Testing strategy

Unit tests

As you've probably noticed, there aren't many. Lots of the interesting behavior in A/B Street - UI interactions, details of the simulation, map importing -- would take lots of infrastructure to specify a setup and expected outcomes. If you have ideas for new tests, contributions always welcome! In the meantime, one useful test covers how OSM tags translate into individual lanes.

Screenshot diffs

Downloading fresh OSM data or modifying any part of the map importing pipeline could easily break things. Expressing invariants about the map output is hard, because importing is far from perfect, and OSM data is often quite buggy. So the approach to preventing regressions here is to look for visual changes to the final rendered map.

  1. When a new map is opted into this type of test, somebody manually squints carefully at it and sanity checks that it works to some degree.
  2. They use the screen capture tool in debug mode to tile the map into 1920x960 chunks and screengrab everything.
  3. Later, somebody regenerates the map with some possible changes.
  4. They grab screenshots again, then use compare_screenshots.sh to quickly look at the visual diff. Changes to intersection geometry, number of lanes, rendering, etc are all easy to spot.
  5. If this manual inspection of the diff is good, they commit the new screenshots as the new goldenfiles.

How do you actually run this test? Open the main sandbox mode (on a release build, unless you're very patient), go to debug mode (Ctrl+D), then hit "screenshot all of the everything" on the right. This will fly through a few maps, tiling them into screen-sized chunks and saving a screenshot for each one. The maps configured for this test are in game/src/debug/mod.rs, near the string "screenshot all of the everything".

This process produces a screenshots/ directory. You can then use ./compare_screencaps.sh us phoenix tempe to see if that map's screenshots have changed since the last recorded run of the test. This script assumes you've opted into the input data and run the updater for the appropriate cities. It also assumes the compare command (from ImageMagick) and feh (to view images; you could change the script to something else). Very critically, all the stored screenshots are sized 1920 x 948 (from a 1920 x 1080 monitor, subtracting titlebars and such for my GNOME setup). The diffs won't make sense if the size is different!

After confirming any diffs are intentional, the ./confirm_screencap.sh script replaces the new source-of-truth in data/input/us/phoenix/screenshots/tempe.zip or similar.

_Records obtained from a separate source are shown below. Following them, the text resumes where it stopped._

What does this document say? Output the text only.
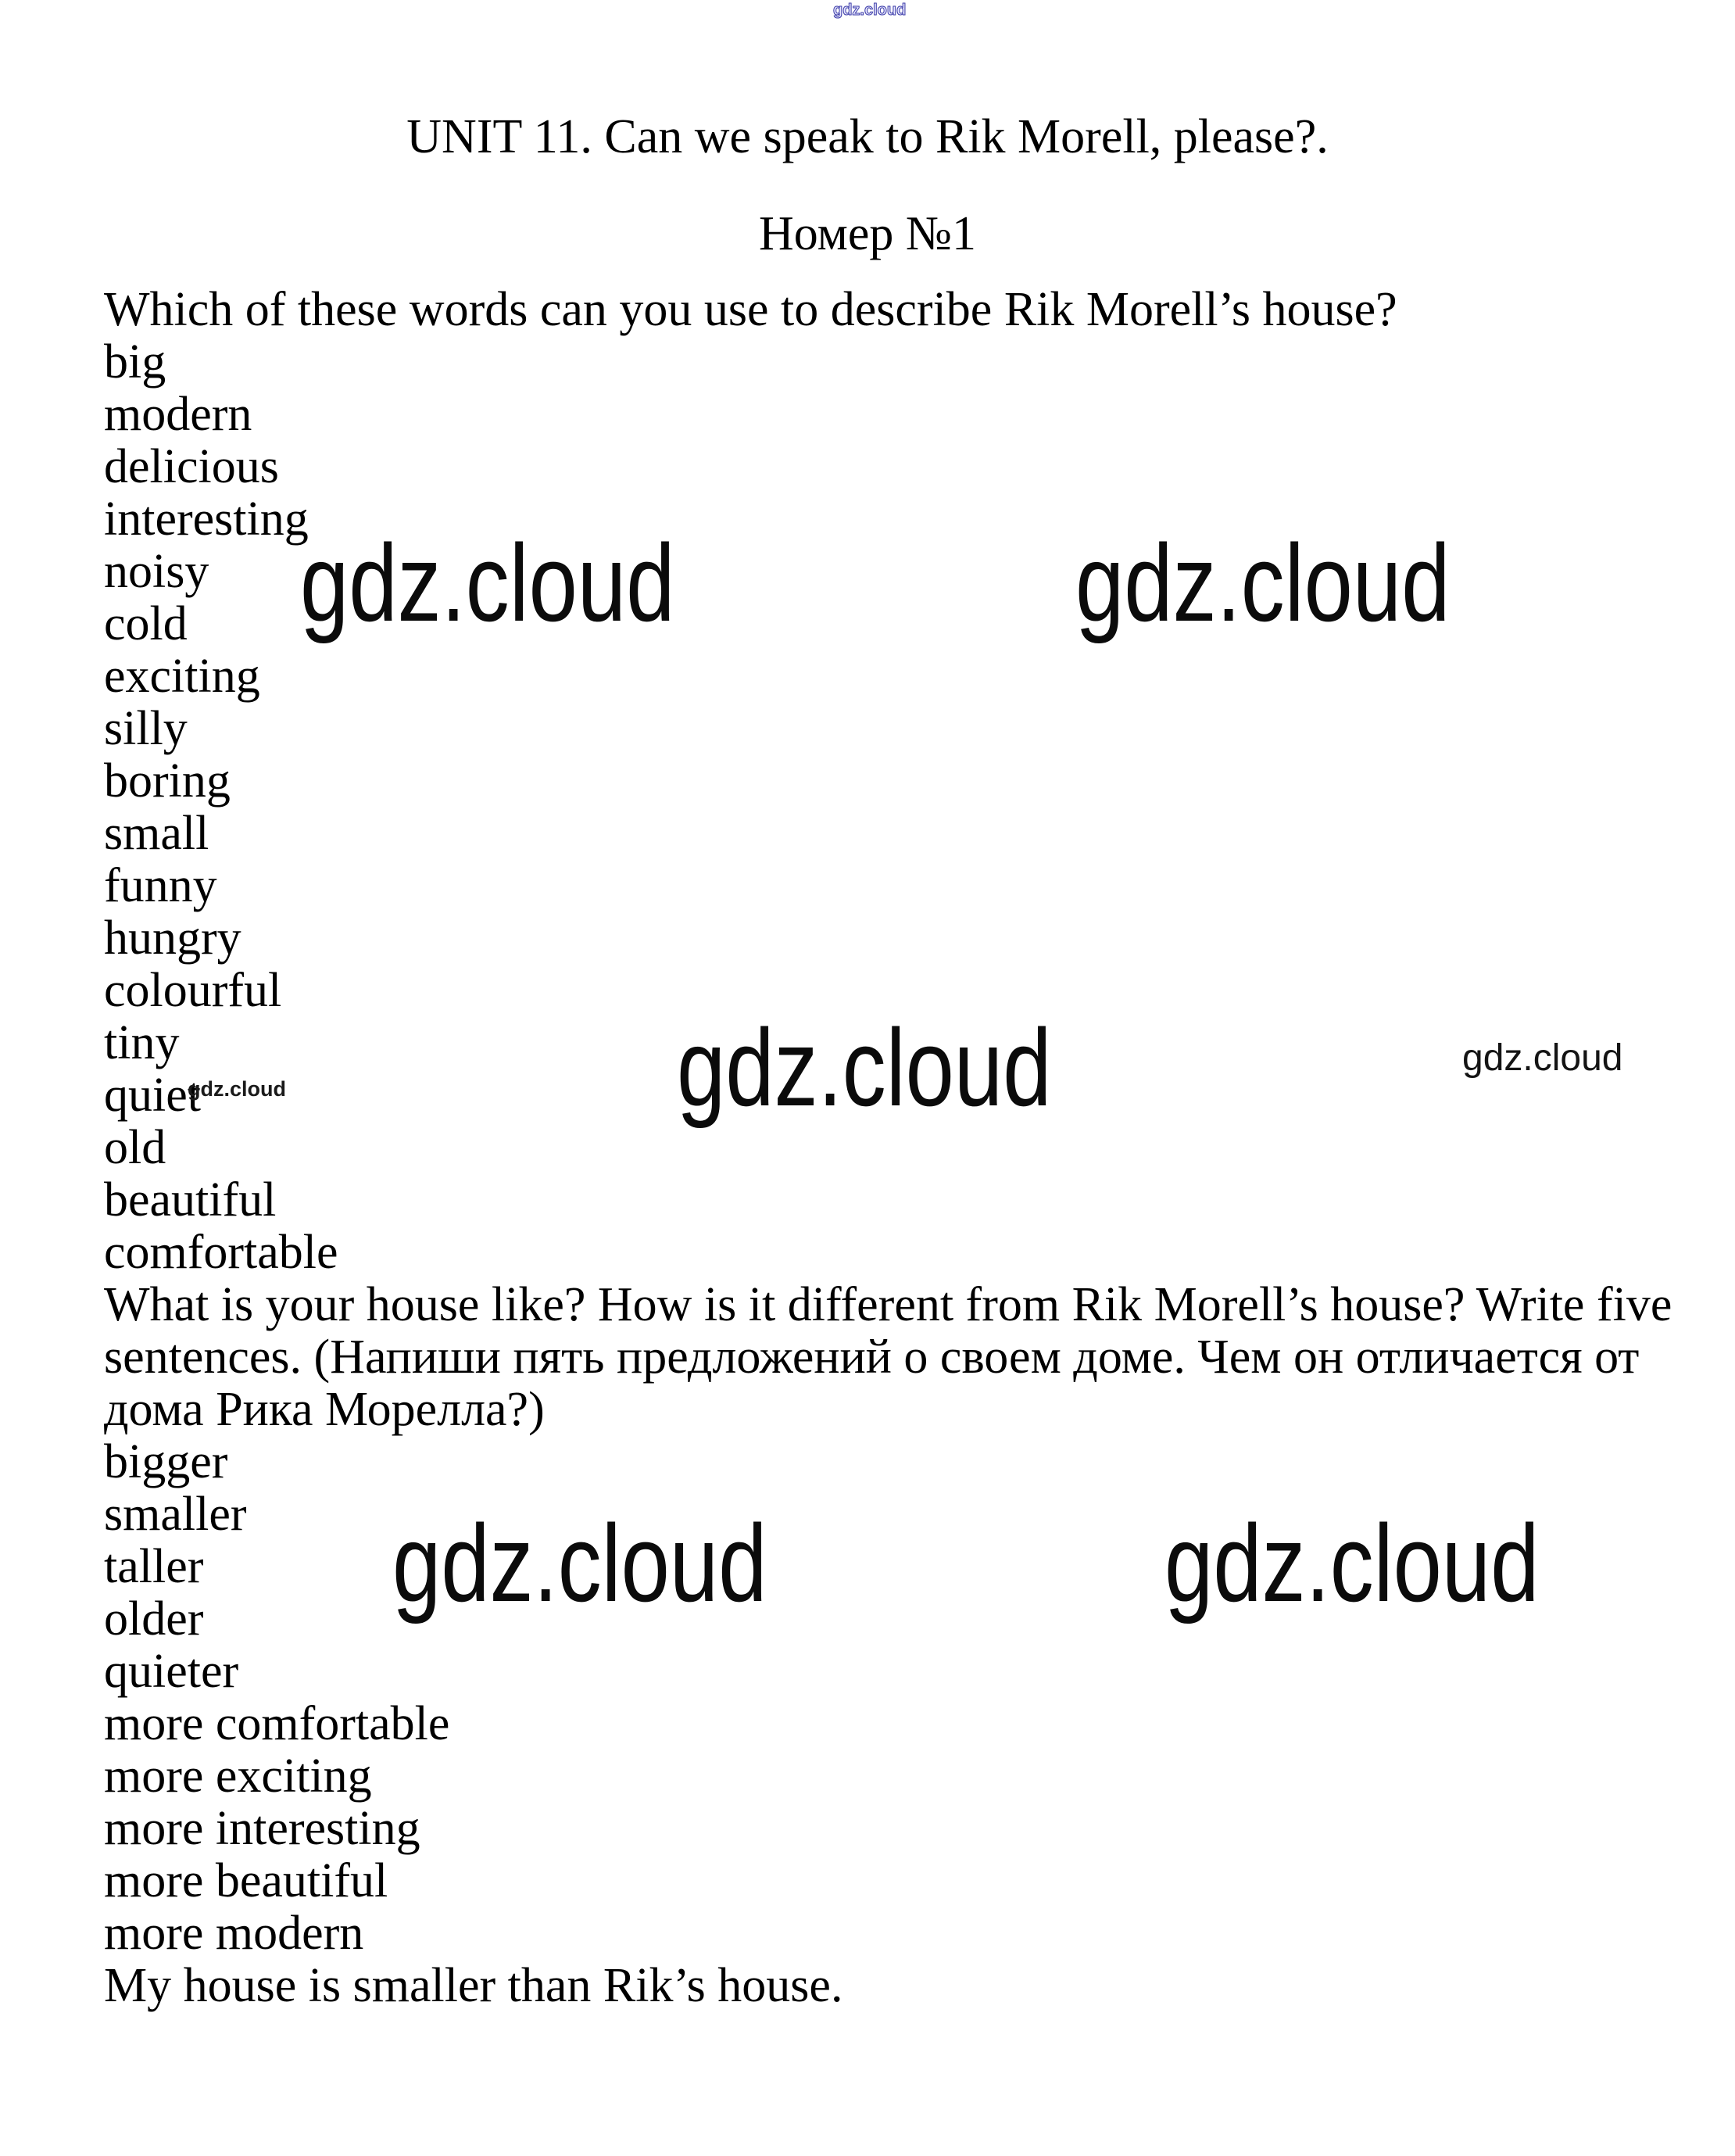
gdz.cloud
UNIT 11. Can we speak to Rik Morell, please?.
Номер №1
Which of these words can you use to describe Rik Morell’s house?
big
modern
delicious
interesting
noisy
cold
exciting
silly
boring
small
funny
hungry
colourful
tiny
quiet
old
beautiful
comfortable
What is your house like? How is it different from Rik Morell’s house? Write five
sentences. (Напиши пять предложений о своем доме. Чем он отличается от
дома Рика Морелла?)
bigger
smaller
taller
older
quieter
more comfortable
more exciting
more interesting
more beautiful
more modern
My house is smaller than Rik’s house.
gdz.cloud	gdz.cloud
gdz.cloud	gdz.cloud
gdz.cloud
gdz.cloud	gdz.cloud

The updater tool is then used to upload the new data to S3 -- this is a step that currently only Dustin has access to run.

data/regen.sh

This tool regenerates all maps and scenarios from scratch. cargo run --bin updater -- dry-run then reveals what files have changed.

Additionally, this script does a few more tests:

  • --prebake runs the full weekday scenario on two maps that've previously been coerced into being gridlock-free

Integration tests

The tests crate contains some integration tests.

One part runs the full importer against really simple .osm files. To iterate rapidly on interpreting turn restrictions, it produces goldenfiles describing all turns in the tiny map.

The "smoke-test" section simulates one hour on all maps, flushing out bugs with bus spawning, agents hitting odd parts of the map, etc

The "check proposals" section makes sure the edits shipped with the game still load properly.

Old tests

Once upon a time, I made a little test harness that would run the simulation headlessly (without graphics), set up certain situations forcing a car to park in a certain spot, and asserted that different sim/src/events.rs were produced in the right order. The map_editor tool was used to manually draw really simple maps for these situations. I deleted everything, because the effort to specify the input and expected output were too tedious to maintain, and this never really helped catch bugs. There was a way to label roads and buildings in the synthetic maps, so the test code could assert person 2 made it to the "house" building, but even with all of this, it was pretty hard.

This approach is maybe worth reviving, though.